En application de ces principes, étant rappelé que les dispositions de l’article L. 311-48 précité interdisent au prêteur de prétendre au paiement de l’indemnité prévue à titre de clause pénale en cas de défaillance de l’emprunteur dans le remboursement du crédit, la créance de la société Vokswagen Bank doit être arrêtée en déduisant du prix au comptant du véhicule (28 000 euros), son prix de revente (12 200) et, non pas l’intégralité des sommes versées par M. et Mme [D], comme l’a retenu le premier juge, mais seulement les sommes versées déduction faite de celles réglées, en sus des loyers, en contrepartie des options de services souscrites par les locataires (entretien périodique du véhicule et véhicule de remplacement).
Au vu de l’historique du compte, même à ramener les règlements à déduire à un total de seulement 15 941,17 euros, la société Vokswagen Bank ne peut se prévaloir d’aucune créance à l’encontre des intimés (28 000 – 12 200 – 15 941,17 = -141,17).

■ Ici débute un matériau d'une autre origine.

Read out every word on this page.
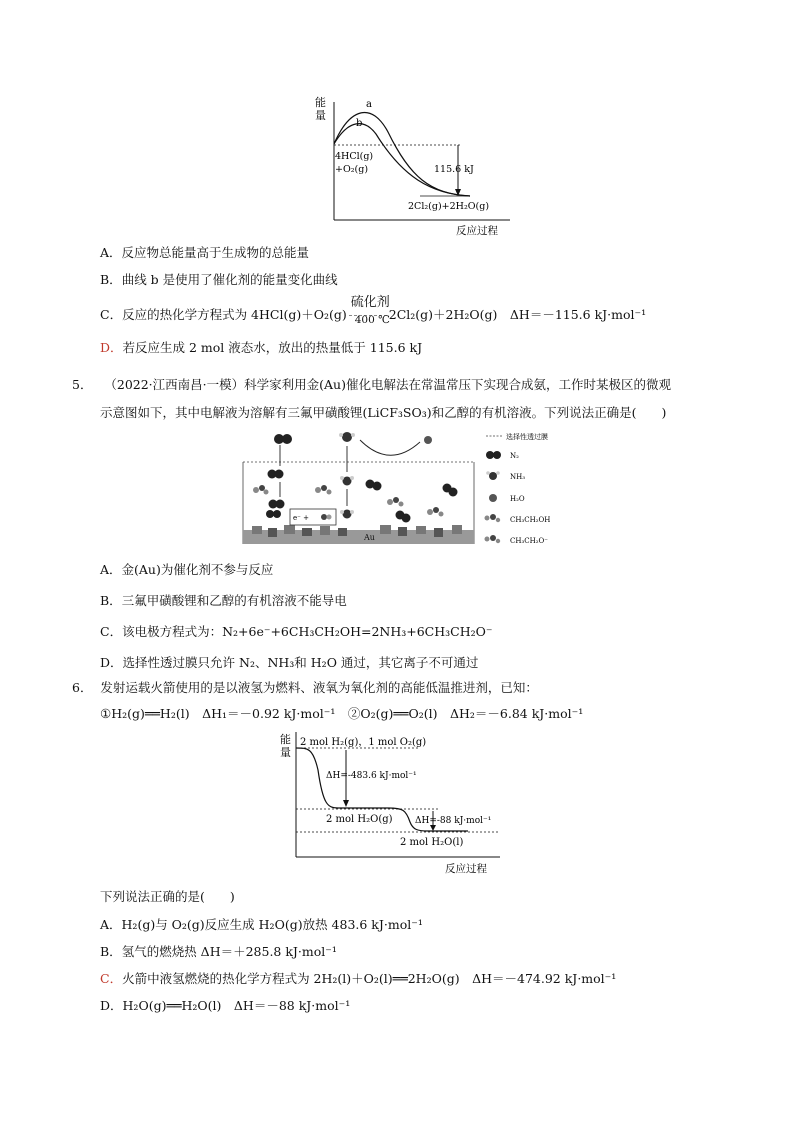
能
量
a
b
4HCl(g)
+O₂(g)	115.6 kJ
2Cl₂(g)+2H₂O(g)
反应过程
A．反应物总能量高于生成物的总能量
B．曲线 b 是使用了催化剂的能量变化曲线
C．反应的热化学方程式为 4HCl(g)＋O₂(g)
硫化剂
400 ℃
2Cl₂(g)＋2H₂O(g)　ΔH＝－115.6 kJ·mol⁻¹
D．若反应生成 2 mol 液态水，放出的热量低于 115.6 kJ
5． （2022·江西南昌·一模）科学家利用金(Au)催化电解法在常温常压下实现合成氨，工作时某极区的微观
示意图如下，其中电解液为溶解有三氟甲磺酸锂(LiCF₃SO₃)和乙醇的有机溶液。下列说法正确是(　　)
Au
e⁻ +
选择性透过膜
N₂
NH₃
H₂O
CH₃CH₂OH
CH₃CH₂O⁻
A．金(Au)为催化剂不参与反应
B．三氟甲磺酸锂和乙醇的有机溶液不能导电
C．该电极方程式为：N₂+6e⁻+6CH₃CH₂OH=2NH₃+6CH₃CH₂O⁻
D．选择性透过膜只允许 N₂、NH₃和 H₂O 通过，其它离子不可通过
6． 发射运载火箭使用的是以液氢为燃料、液氧为氧化剂的高能低温推进剂，已知：
①H₂(g)══H₂(l)　ΔH₁＝－0.92 kJ·mol⁻¹　②O₂(g)══O₂(l)　ΔH₂＝－6.84 kJ·mol⁻¹
能
量
2 mol H₂(g)，1 mol O₂(g)
ΔH=-483.6 kJ·mol⁻¹
2 mol H₂O(g) ΔH=-88 kJ·mol⁻¹
2 mol H₂O(l)
反应过程
下列说法正确的是(　　)
A．H₂(g)与 O₂(g)反应生成 H₂O(g)放热 483.6 kJ·mol⁻¹
B．氢气的燃烧热 ΔH＝＋285.8 kJ·mol⁻¹
C．火箭中液氢燃烧的热化学方程式为 2H₂(l)＋O₂(l)══2H₂O(g)　ΔH＝－474.92 kJ·mol⁻¹
D．H₂O(g)══H₂O(l)　ΔH＝－88 kJ·mol⁻¹
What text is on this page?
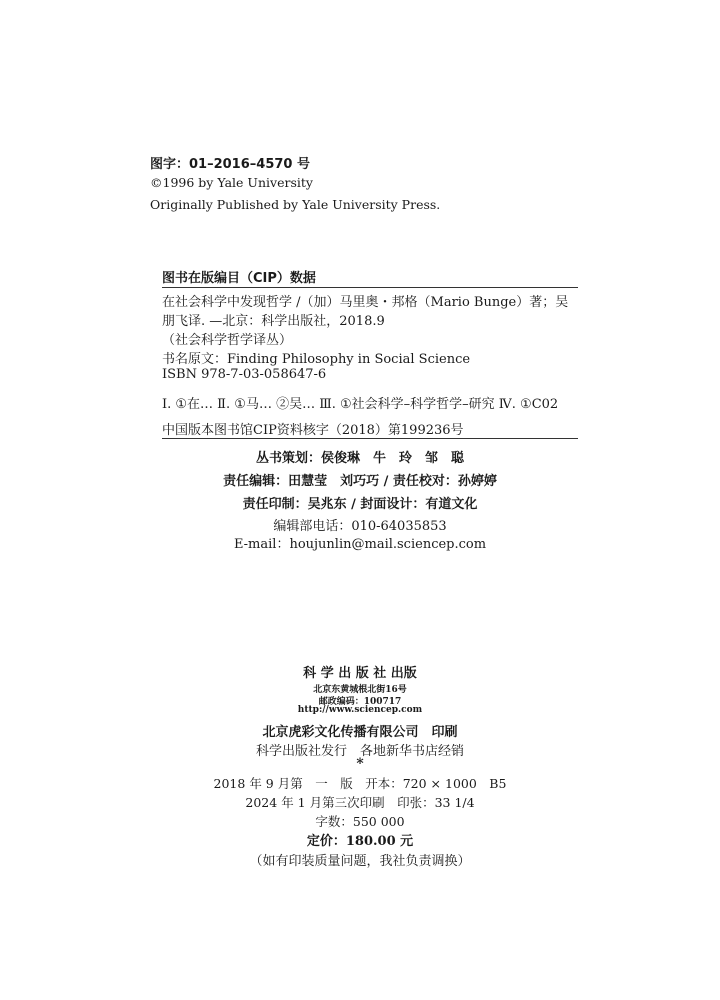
图字：01–2016–4570 号
©1996 by Yale University
Originally Published by Yale University Press.
图书在版编目（CIP）数据
在社会科学中发现哲学 /（加）马里奥・邦格（Mario Bunge）著；吴
朋飞译. —北京：科学出版社，2018.9
（社会科学哲学译丛）
书名原文：Finding Philosophy in Social Science
ISBN 978-7-03-058647-6
Ⅰ. ①在… Ⅱ. ①马… ②吴… Ⅲ. ①社会科学–科学哲学–研究 Ⅳ. ①C02
中国版本图书馆CIP资料核字（2018）第199236号
丛书策划：侯俊琳　牛　玲　邹　聪
责任编辑：田慧莹　刘巧巧 / 责任校对：孙婷婷
责任印制：吴兆东 / 封面设计：有道文化
编辑部电话：010-64035853
E-mail：houjunlin@mail.sciencep.com
科 学 出 版 社 出版
北京东黄城根北街16号
邮政编码：100717
http://www.sciencep.com
北京虎彩文化传播有限公司　印刷
科学出版社发行　各地新华书店经销
*
2018 年 9 月第　一　版　开本：720 × 1000　B5
2024 年 1 月第三次印刷　印张：33 1/4
字数：550 000
定价：180.00 元
（如有印装质量问题，我社负责调换）
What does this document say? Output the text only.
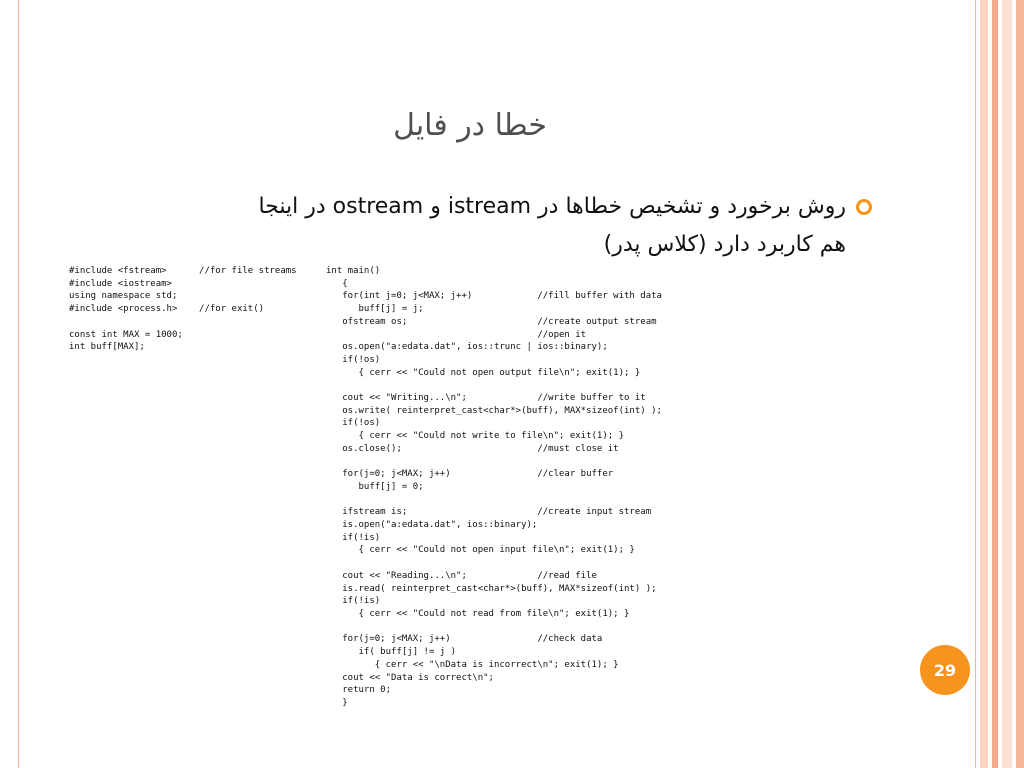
خطا در فایل
روش برخورد و تشخیص خطاها در istream و ostream در اینجا
هم کاربرد دارد (کلاس پدر)
#include <fstream>      //for file streams
#include <iostream>
using namespace std;
#include <process.h>    //for exit()

const int MAX = 1000;
int buff[MAX];
int main()
{
for(int j=0; j<MAX; j++)            //fill buffer with data
buff[j] = j;
ofstream os;                        //create output stream
//open it
os.open("a:edata.dat", ios::trunc | ios::binary);
if(!os)
{ cerr << "Could not open output file\n"; exit(1); }

cout << "Writing...\n";             //write buffer to it
os.write( reinterpret_cast<char*>(buff), MAX*sizeof(int) );
if(!os)
{ cerr << "Could not write to file\n"; exit(1); }
os.close();                         //must close it

for(j=0; j<MAX; j++)                //clear buffer
buff[j] = 0;

ifstream is;                        //create input stream
is.open("a:edata.dat", ios::binary);
if(!is)
{ cerr << "Could not open input file\n"; exit(1); }

cout << "Reading...\n";             //read file
is.read( reinterpret_cast<char*>(buff), MAX*sizeof(int) );
if(!is)
{ cerr << "Could not read from file\n"; exit(1); }

for(j=0; j<MAX; j++)                //check data
if( buff[j] != j )
{ cerr << "\nData is incorrect\n"; exit(1); }
cout << "Data is correct\n";
return 0;
}
29
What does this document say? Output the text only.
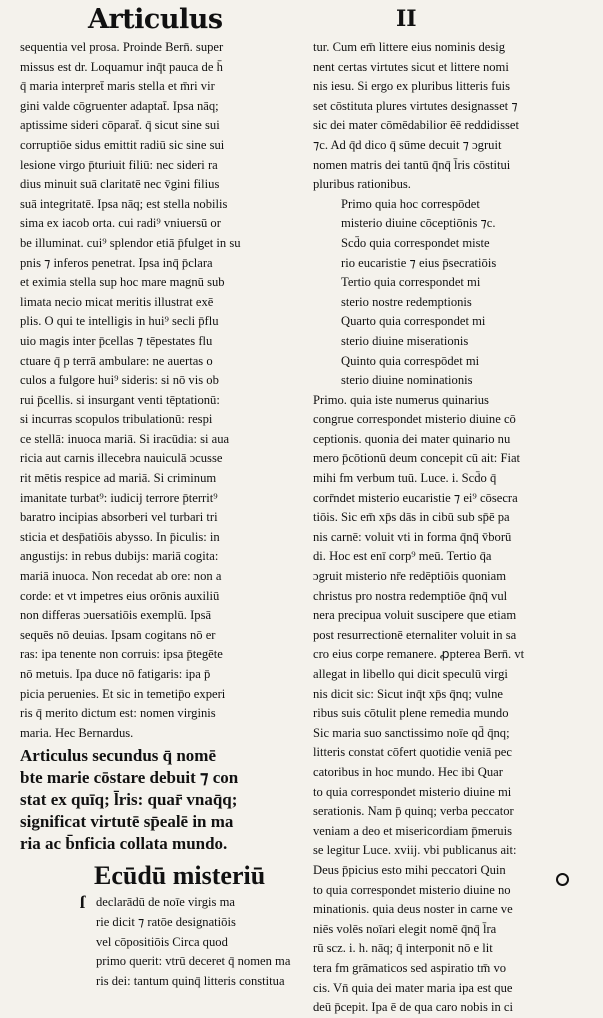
Articulus	II
sequentia vel prosa. Proinde Bern̄. super
missus est dr. Loquamur inq̄t pauca de h̄
q̄ maria interpret̄ maris stella et m̄ri vir
gini valde cōgruenter adaptat̄. Ipsa nāq;
aptissime sideri cōparat̄. q̄ sicut sine sui
corruptiōe sidus emittit radiū sic sine sui
lesione virgo p̄turiuit filiū: nec sideri ra
dius minuit suā claritatē nec v̄gini filius
suā integritatē. Ipsa nāq; est stella nobilis
sima ex iacob orta. cui radi⁹ vniuersū or
be illuminat. cui⁹ splendor etiā p̄fulget in su
pnis ⁊ inferos penetrat. Ipsa inq̄ p̄clara
et eximia stella sup hoc mare magnū sub
limata necio micat meritis illustrat exē
plis. O qui te intelligis in hui⁹ secli p̄flu
uio magis inter p̄cellas ⁊ tēpestates flu
ctuare q̄ p terrā ambulare: ne auertas o
culos a fulgore hui⁹ sideris: si nō vis ob
rui p̄cellis. si insurgant venti tēptationū:
si incurras scopulos tribulationū: respi
ce stellā: inuoca mariā. Si iracūdia: si aua
ricia aut carnis illecebra nauiculā ɔcusse
rit mētis respice ad mariā. Si criminum
imanitate turbat⁹: iudicij terrore p̄territ⁹
baratro incipias absorberi vel turbari tri
sticia et desp̄atiōis abysso. In p̄iculis: in
angustijs: in rebus dubijs: mariā cogita:
mariā inuoca. Non recedat ab ore: non a
corde: et vt impetres eius orōnis auxiliū
non differas ɔuersatiōis exemplū. Ipsā
sequēs nō deuias. Ipsam cogitans nō er
ras: ipa tenente non corruis: ipsa p̄tegēte
nō metuis. Ipa duce nō fatigaris: ipa p̄
picia peruenies. Et sic in temetip̄o experi
ris q̄ merito dictum est: nomen virginis
maria. Hec Bernardus.
Articulus secundus q̄ nomē
bte marie cōstare debuit ⁊ con
stat ex quīq; l̄ris: quar̄ vnaq̄q;
significat virtutē sp̄ealē in ma
ria ac b̄nficia collata mundo.
Ecūdū misteriū
ſ declarādū de noīe virgis ma
rie dicit ⁊ ratōe designatiōis
vel cōpositiōis Circa quod
primo querit: vtrū deceret q̄ nomen ma
ris dei: tantum quinq̄ litteris constitua
tur. Cum em̄ littere eius nominis desig
nent certas virtutes sicut et littere nomi
nis iesu. Si ergo ex pluribus litteris fuis
set cōstituta plures virtutes designasset ⁊
sic dei mater cōmēdabilior ēē reddidisset
⁊c. Ad q̄d dico q̄ sūme decuit ⁊ ɔgruit
nomen matris dei tantū q̄nq̄ l̄ris cōstitui
pluribus rationibus.
Primo quia hoc correspōdet
misterio diuine cōceptiōnis ⁊c.
Scd̄o quia correspondet miste
rio eucaristie ⁊ eius p̄secratiōis
Tertio quia correspondet mi
sterio nostre redemptionis
Quarto quia correspondet mi
sterio diuine miserationis
Quinto quia correspōdet mi
sterio diuine nominationis
Primo. quia iste numerus quinarius
congrue correspondet misterio diuine cō
ceptionis. quonia dei mater quinario nu
mero p̄cōtionū deum concepit cū ait: Fiat
mihi fm verbum tuū. Luce. i. Scd̄o q̄
corr̄ndet misterio eucaristie ⁊ ei⁹ cōsecra
tiōis. Sic em̄ xp̄s dās in cibū sub sp̄ē pa
nis carnē: voluit vti in forma q̄nq̄ v̄borū
di. Hoc est enī corp⁹ meū. Tertio q̄a
ɔgruit misterio nr̄e redēptiōis quoniam
christus pro nostra redemptiōe q̄nq̄ vul
nera precipua voluit suscipere que etiam
post resurrectionē eternaliter voluit in sa
cro eius corpe remanere. ꝓpterea Bern̄. vt
allegat in libello qui dicit speculū virgi
nis dicit sic: Sicut inq̄t xp̄s q̄nq; vulne
ribus suis cōtulit plene remedia mundo
Sic maria suo sanctissimo noīe qd̄ q̄nq;
litteris constat cōfert quotidie veniā pec
catoribus in hoc mundo. Hec ibi Quar
to quia correspondet misterio diuine mi
serationis. Nam p̄ quinq; verba peccator
veniam a deo et misericordiam p̄meruis
se legitur Luce. xviij. vbi publicanus ait:
Deus p̄picius esto mihi peccatori Quin
to quia correspondet misterio diuine no
minationis. quia deus noster in carne ve
niēs volēs noīari elegit nomē q̄nq̄ l̄ra
rū scz. i. h. nāq; q̄ interponit nō e lit
tera fm grāmaticos sed aspiratio tm̄ vo
cis. Vn̄ quia dei mater maria ipa est que
deū p̄cepit. Ipa ē de qua caro nobis in ci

Par confirmation du jugement entrepris, l’appelante sera donc déboutée de l’intégralité de sa demande en paiement.
Sur les demandes accessoires :
La société Volkswagen Bank, qui succombe au sens de l’article 696 du code de procédure civile, devra supporter les dépens de l’instance et sera déboutée de sa demande fondée sur les dispositions de l’article 700 du code de procédure civile.
PAR CES MOTIFS
CONFIRME en tous ses chefs critiqués la décision entreprise,
Y AJOUTANT,
REJETTE la demande de la société Volkswagen Bank GMBH formée en application de l’article 700 du code de procédure civile,
CONDAMNE la société Volkswagen Bank GMBH aux dépens d’appel.
Arrêt signé par Madame Carole CHEGARAY, Président de la chambre commerciale à la Cour d’Appel d’ORLEANS, présidant la collégialité et Madame Marie-Claude DONNAT, Greffier auquel la minute de la décision a été remise par le magistrat signataire.